“Take art seriously without going about it in a serious way.”
Rick Rubin, The Creative Act, p. 354
I’ve lost track of which week it is in the term. End of April and all of May are such a whirlwind when teaching high school. I feel like All the Things are happening. I can’t keep up.
Anyway, in one of my recent weeks of teaching Creative Writing, we spent a week dedicated to playing games and thinking about how making art is/can be/should be playful.
To help them along the way, we played a storytelling RPG where I and another student were the game masters, and the rest of the class were our players. I played with two different groups on two different days, and one of the groups was a real struggle to engage with.
There were some in the group who just could not take it seriously, and therefore they could not be playful.
I don’t mean they were being silly and I wanted them to be serious.
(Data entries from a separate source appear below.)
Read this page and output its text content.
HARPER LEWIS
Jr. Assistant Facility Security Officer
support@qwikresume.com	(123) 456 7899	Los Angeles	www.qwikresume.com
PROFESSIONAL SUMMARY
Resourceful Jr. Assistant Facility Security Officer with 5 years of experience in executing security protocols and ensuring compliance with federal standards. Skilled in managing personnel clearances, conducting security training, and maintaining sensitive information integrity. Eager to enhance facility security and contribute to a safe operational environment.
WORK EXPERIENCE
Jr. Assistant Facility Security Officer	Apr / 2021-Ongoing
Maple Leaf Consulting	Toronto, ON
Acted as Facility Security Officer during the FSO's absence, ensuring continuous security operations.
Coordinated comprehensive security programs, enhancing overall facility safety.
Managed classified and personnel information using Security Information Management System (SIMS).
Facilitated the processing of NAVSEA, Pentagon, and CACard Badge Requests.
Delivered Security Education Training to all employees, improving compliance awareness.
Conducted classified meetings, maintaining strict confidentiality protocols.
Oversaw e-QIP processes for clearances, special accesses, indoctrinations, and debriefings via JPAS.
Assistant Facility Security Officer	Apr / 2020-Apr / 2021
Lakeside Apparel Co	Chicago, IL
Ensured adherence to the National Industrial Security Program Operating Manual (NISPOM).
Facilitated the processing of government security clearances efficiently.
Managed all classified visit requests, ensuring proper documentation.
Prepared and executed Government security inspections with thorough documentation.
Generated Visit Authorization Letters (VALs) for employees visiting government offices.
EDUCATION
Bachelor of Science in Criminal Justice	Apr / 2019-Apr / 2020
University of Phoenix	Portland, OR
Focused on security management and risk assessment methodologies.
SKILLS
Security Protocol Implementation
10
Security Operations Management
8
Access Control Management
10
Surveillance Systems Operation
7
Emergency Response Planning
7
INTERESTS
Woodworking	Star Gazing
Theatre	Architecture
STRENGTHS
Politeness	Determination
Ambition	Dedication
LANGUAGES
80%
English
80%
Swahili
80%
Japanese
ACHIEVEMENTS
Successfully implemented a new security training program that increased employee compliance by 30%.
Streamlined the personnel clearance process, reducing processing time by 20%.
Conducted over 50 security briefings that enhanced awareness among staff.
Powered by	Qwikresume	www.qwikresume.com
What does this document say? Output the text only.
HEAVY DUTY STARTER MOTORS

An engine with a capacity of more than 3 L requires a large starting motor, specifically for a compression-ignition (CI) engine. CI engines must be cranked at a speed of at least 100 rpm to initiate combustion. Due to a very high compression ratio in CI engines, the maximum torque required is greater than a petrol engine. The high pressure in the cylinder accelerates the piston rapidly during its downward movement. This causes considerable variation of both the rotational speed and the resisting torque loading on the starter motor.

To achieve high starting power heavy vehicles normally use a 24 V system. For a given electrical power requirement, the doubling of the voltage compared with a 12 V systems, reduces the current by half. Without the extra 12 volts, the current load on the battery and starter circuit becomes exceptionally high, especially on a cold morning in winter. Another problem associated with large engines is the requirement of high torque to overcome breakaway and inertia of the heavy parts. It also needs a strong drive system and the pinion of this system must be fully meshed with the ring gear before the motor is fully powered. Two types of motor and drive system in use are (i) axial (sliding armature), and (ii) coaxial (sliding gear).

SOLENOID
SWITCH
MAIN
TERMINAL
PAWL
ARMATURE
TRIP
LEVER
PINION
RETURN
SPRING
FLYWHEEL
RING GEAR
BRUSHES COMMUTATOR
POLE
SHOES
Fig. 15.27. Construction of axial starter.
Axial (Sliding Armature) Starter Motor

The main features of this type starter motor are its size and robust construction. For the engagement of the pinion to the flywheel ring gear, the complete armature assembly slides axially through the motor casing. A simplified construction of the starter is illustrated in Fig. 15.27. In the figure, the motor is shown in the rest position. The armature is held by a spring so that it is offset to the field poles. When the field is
My aim was quite the opposite, in fact. I wanted shenanigans. I wanted laughter and high jinks.
The first group I played with was generally able to do this. They committed to their ridiculous characters (the world we were playing in was a bit of a spoof of the Twilight series), and we all laughed a lot and had a fun time. They approached the game on its own terms and took it seriously, while at the same time, being playful.
But for the students in the second group who wouldn’t take the game seriously, there was neither laughter nor pathos nor anything in between. Only grim faces and boredom.
Now, maybe my GMing skills were subpar and that ruined things. Maybe I should have done a better job of crafting the world and the challenges. But I don’t think that was the case. The likelier culprit was that for some of the students in the group, the game was beneath them. They were embarrassed by the whole notion of playing an RPG. Of pretending to be a character. Of romping around in a fantasy world.
And that’s fine. Not everyone digs that kind of fun.
But I think their overall attitude to the game illustrates Rubin’s point quoted above: Games, like art, should be taken seriously without going about it in a serious way. The first group, who DID meet the game on its own terms, ended up having a blast. They weren’t playing in an overly-serious, solemn way. They were light. They were silly. But they accepted the game on its own terms and committed to what the game was trying to do.
The second group could not do that. They didn’t see the value in the game, nor could they approach it with any sort of commitment. And thus, they couldn’t have fun.
Or maybe they thought they HAD to approach the game in a serious way, and therefore they were blocked from having fun. Because they thought they had to be serious, they disengaged entirely.
Either way, their experience illustrates Rubin’s point. We have to take what we’re doing seriously, whether it’s playing an RPG or writing a story or illustrating a comic or directing a film or whatever. We have to believe that the thing we’re making is worth making. That our commitment to the project is worth our time and effort. That we’re doing something worthwhile.
Because this is the paradox: If we don’t have that commitment, that seriousness about the enterprise, then we can’t be playful about the making of it either.
In order to do good work, we have to go about it without seriousness. We can’t make the work “important” because then we’ll freeze or play it too safe. So in order to be light and playful, we must believe in the seriousness of what we’re doing. But in order to not get bogged down, we can’t approach our work with a grim-faced sense that we’re taking our medicine or doing what we’ve been told. We have to be playful.
For my grim-faced, bored students playing the RPG, they were being told to play. And they couldn’t be bothered to. Playing an imaginative role-playing game was beneath them, I guess. So they slogged through it and never got to experience the lightness and playfulness of taking something seriously without going about it in a serious way.